Too many inputs

All this week I have been writing about organising inputs to the creative process, but at the end of the week I’m feeling overwhelmed from too many inputs. I need to switch off and reflect, but before I do here are the themes that are swirling round my head. I capture them so that they might be useful for another time.

Choosing what to turn on and turn off. We need inputs for the creative process. The art is in determining what inputs we want and what to turn off. I feel like going on a digital input purge and then only turning the inputs on again as I find I need them.

Maintaining work discipline.

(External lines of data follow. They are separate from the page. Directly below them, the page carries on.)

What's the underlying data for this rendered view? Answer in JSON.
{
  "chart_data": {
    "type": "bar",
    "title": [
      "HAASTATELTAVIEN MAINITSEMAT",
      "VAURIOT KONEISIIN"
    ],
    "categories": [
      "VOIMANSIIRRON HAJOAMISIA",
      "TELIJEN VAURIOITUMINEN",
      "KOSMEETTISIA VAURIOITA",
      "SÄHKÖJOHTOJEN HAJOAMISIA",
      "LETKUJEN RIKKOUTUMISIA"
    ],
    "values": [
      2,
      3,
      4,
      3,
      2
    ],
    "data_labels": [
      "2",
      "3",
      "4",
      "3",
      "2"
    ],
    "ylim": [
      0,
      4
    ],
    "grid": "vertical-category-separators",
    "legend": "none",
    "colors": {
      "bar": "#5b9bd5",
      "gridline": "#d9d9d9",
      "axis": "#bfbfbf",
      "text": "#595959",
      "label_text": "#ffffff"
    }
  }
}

At the start of the week I am disciplined in my routines, when I look at stuff on the internet, when I take breaks, but the end of the week that discipline goes away.

Doing the work that lets you do the work. One of the things that has interrupted me this week is the on-going fallout from my old computer dying. One of the 7 Habits of Successful People is making time to sharpen the tools. Today that happened to mean spending two hours on the phone to Microsoft to solve a problem with my Office subscription. It’s the enabling works, to use a construction analogy. Doing the work that lets you do the work. If you can think of it in these terms it can you keep a smile on your face.

Why do we need all this data anyway? Part of my day has been spent improving my internet data hygiene. I’ve been checking terms and conditions of different cloud storage systems and privacy statements. The paradigm of the cloud is ‘more’ and ‘everywhere’. But what about ‘less’ and ‘only sometimes’? I’ve been musing on whether I could keep my cloud data down to 5Gb. Even that is a huge amount of data (it doesn’t contain much video or audio). I bet only 1% of what’s in my cloud is actually of any value. Once upon a time there were no data centres. Now there are vast, energy-consuming data centres filled with… well, what? I don’t think there has been a corresponding increase in human well being or understanding of the human condition.

Diminishing data – what if over time we automatically had less storage? We’d have to choose what we wanted to keep, rediscovering things as we went and discarding the rest. And we’d save our children the burden of figuring out what they should keep for us.

And finally…

Reading Proust helps you understand privacy statements. Both have long, sometimes inpentrable sentences and the paragraph discipline is atrocious.